King Corb of the Fomor, I presumed.

The Fomor monarch leered down at the corpses for a moment before raising his gaze to Listen again. “Bring us within, Captain.”

Listen snapped to attention and began barking orders to his “men.” The turtlenecks were human, technically, but the Fomor had messed with them, sculpting flesh to their liking. The members of this crew would be quicker, tougher, and stronger than any normal bunch of mortals, and they could be damnably tough to kill, like ghouls. They responded at once, lining up on either side of the doorway.

Corb descended from the truck, spun on his heel, and, with a surprising amount of poise and grace, fell to one knee at the foot of the ramp, his head bowed.

I felt my eyebrows go up.

Footsteps sounded on the ramp once more, heavier this time. A generally humanoid, generally feminine figure in a heavy, hooded cloak of some oddly metallic fabric descended the ramp a deliberate step at a time. Whoever she was, she was taller than Corb and had to unfold herself carefully from the truck. Her bare feet were visible, their proportions perfect, simply huge. They looked like she’d had them bronzed a long time ago, and the bronze had been covered with verdigris and then polished irregularly. It formed lumps and nodes over her skin like molten wax, but flexed and moved as if alive. Flickers of metallic and colored crystals were embedded in that bronze exoflesh.

She reached out a hand to touch Corb on the shoulder as she glided past him, showing more of the same metallic flesh.

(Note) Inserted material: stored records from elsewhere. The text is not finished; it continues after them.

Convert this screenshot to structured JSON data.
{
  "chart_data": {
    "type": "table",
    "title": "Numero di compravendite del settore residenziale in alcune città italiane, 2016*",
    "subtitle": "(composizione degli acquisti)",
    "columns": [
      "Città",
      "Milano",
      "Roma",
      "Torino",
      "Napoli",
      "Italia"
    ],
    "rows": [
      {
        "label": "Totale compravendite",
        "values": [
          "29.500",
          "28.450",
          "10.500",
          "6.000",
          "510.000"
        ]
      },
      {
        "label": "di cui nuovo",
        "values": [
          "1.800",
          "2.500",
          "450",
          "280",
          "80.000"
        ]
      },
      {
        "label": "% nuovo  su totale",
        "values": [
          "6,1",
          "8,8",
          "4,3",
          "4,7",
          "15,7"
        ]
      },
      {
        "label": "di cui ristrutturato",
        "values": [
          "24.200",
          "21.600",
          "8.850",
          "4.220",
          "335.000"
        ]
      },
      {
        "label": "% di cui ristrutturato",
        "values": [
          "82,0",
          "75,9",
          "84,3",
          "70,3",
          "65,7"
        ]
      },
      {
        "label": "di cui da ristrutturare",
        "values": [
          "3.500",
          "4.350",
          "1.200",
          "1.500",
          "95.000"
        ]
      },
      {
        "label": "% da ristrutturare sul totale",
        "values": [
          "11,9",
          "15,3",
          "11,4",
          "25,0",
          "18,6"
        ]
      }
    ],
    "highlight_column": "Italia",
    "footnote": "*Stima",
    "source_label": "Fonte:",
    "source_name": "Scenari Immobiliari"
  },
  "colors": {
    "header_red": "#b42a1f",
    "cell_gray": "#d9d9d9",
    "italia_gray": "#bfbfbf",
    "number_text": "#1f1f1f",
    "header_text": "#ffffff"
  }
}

She was graceful despite her stature, her strides long and purposeful. Corb fell in at her side, a pace behind her. Without looking at him, she extended a hand. Corb reached into his robes and withdrew a length of chain maybe ten feet long from them. One end was attached to a steel band around the base of his throat, mostly concealed by his robes. He handed the other end to the Titanic woman.

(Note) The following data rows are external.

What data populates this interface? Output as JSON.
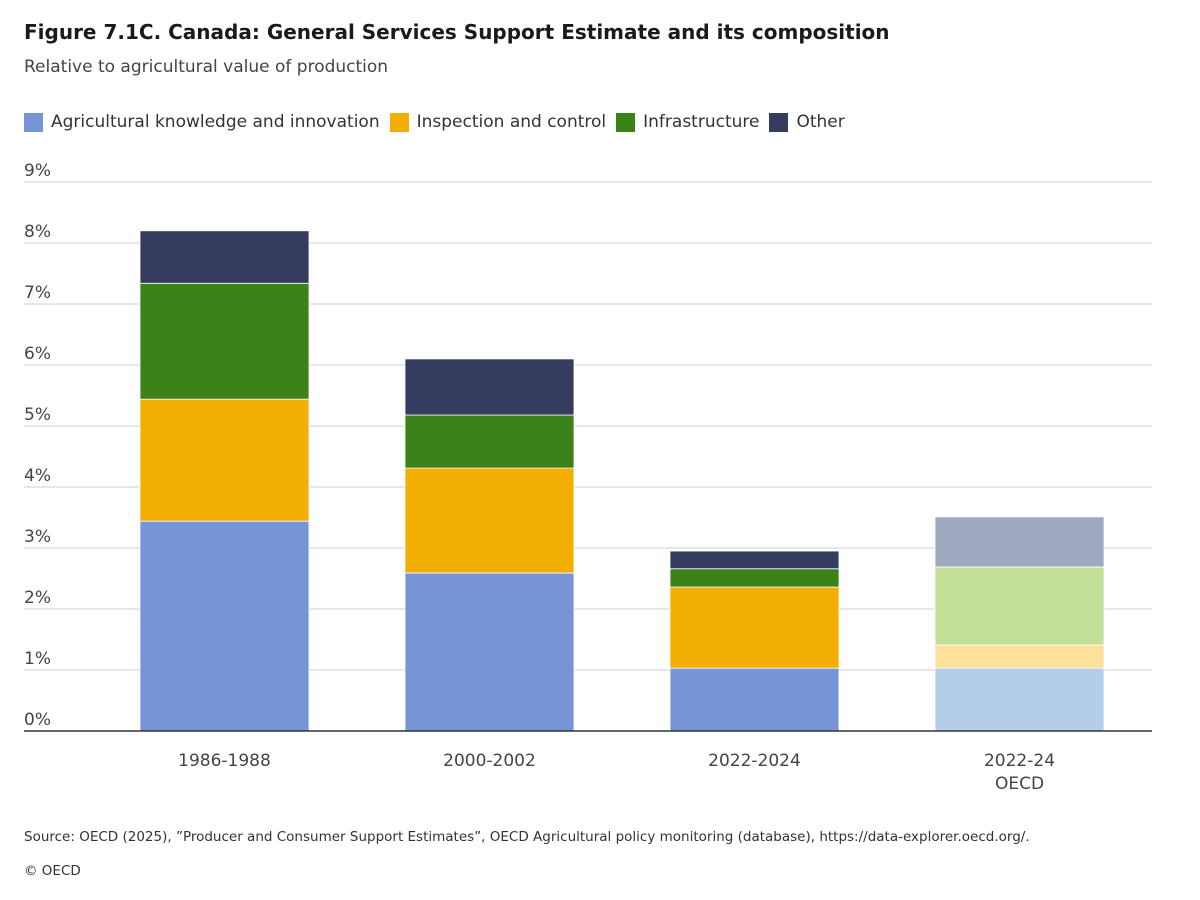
{
  "chart_data": {
    "type": "bar",
    "stacked": true,
    "title": "Figure 7.1C. Canada: General Services Support Estimate and its composition",
    "subtitle": "Relative to agricultural value of production",
    "categories": [
      [
        "1986-1988"
      ],
      [
        "2000-2002"
      ],
      [
        "2022-2024"
      ],
      [
        "2022-24",
        "OECD"
      ]
    ],
    "series": [
      {
        "name": "Agricultural knowledge and innovation",
        "color": "#7794d6",
        "light_color": "#b3cdeb",
        "values": [
          3.44,
          2.59,
          1.03,
          1.03
        ]
      },
      {
        "name": "Inspection and control",
        "color": "#f2ae03",
        "light_color": "#fde19b",
        "values": [
          2.0,
          1.72,
          1.33,
          0.38
        ]
      },
      {
        "name": "Infrastructure",
        "color": "#3b8219",
        "light_color": "#c4df98",
        "values": [
          1.9,
          0.87,
          0.3,
          1.28
        ]
      },
      {
        "name": "Other",
        "color": "#353c5f",
        "light_color": "#9ea9bf",
        "values": [
          0.86,
          0.92,
          0.29,
          0.82
        ]
      }
    ],
    "highlighted_category_uses_light_colors": "2022-24 OECD",
    "ylim": [
      0,
      9
    ],
    "yticks": [
      "0%",
      "1%",
      "2%",
      "3%",
      "4%",
      "5%",
      "6%",
      "7%",
      "8%",
      "9%"
    ],
    "grid": true,
    "legend": "top-left",
    "xlabel": "",
    "ylabel": ""
  },
  "source": "Source: OECD (2025), ”Producer and Consumer Support Estimates”, OECD Agricultural policy monitoring (database), https://data-explorer.oecd.org/.",
  "copyright": "© OECD"
}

She took it without breaking stride and strode into the castle, the soldiers falling in behind their leaders as they went in, weapons up.

“Stars and stones,” I breathed.

A hit was going down.

Wars had begun that way.

I was arrested by a hideous, nauseating apprehension that went deep enough for my toes to have a bad feeling about this.

“Harry,” Murphy hissed. “Get in.”

“I can’t,” I decided. “I’ve got to see what’s happening here.” I leaned down to look at Murphy. “Get them to the island.”

“Why?” Murphy demanded. “There’s no point to it if you aren’t there, too.”

“I’ll be along,” I said. “Cross my heart.”

Murphy’s eyes widened. “You’re scared.”

“I need you to trust me on this,” I said. “There’s no time.”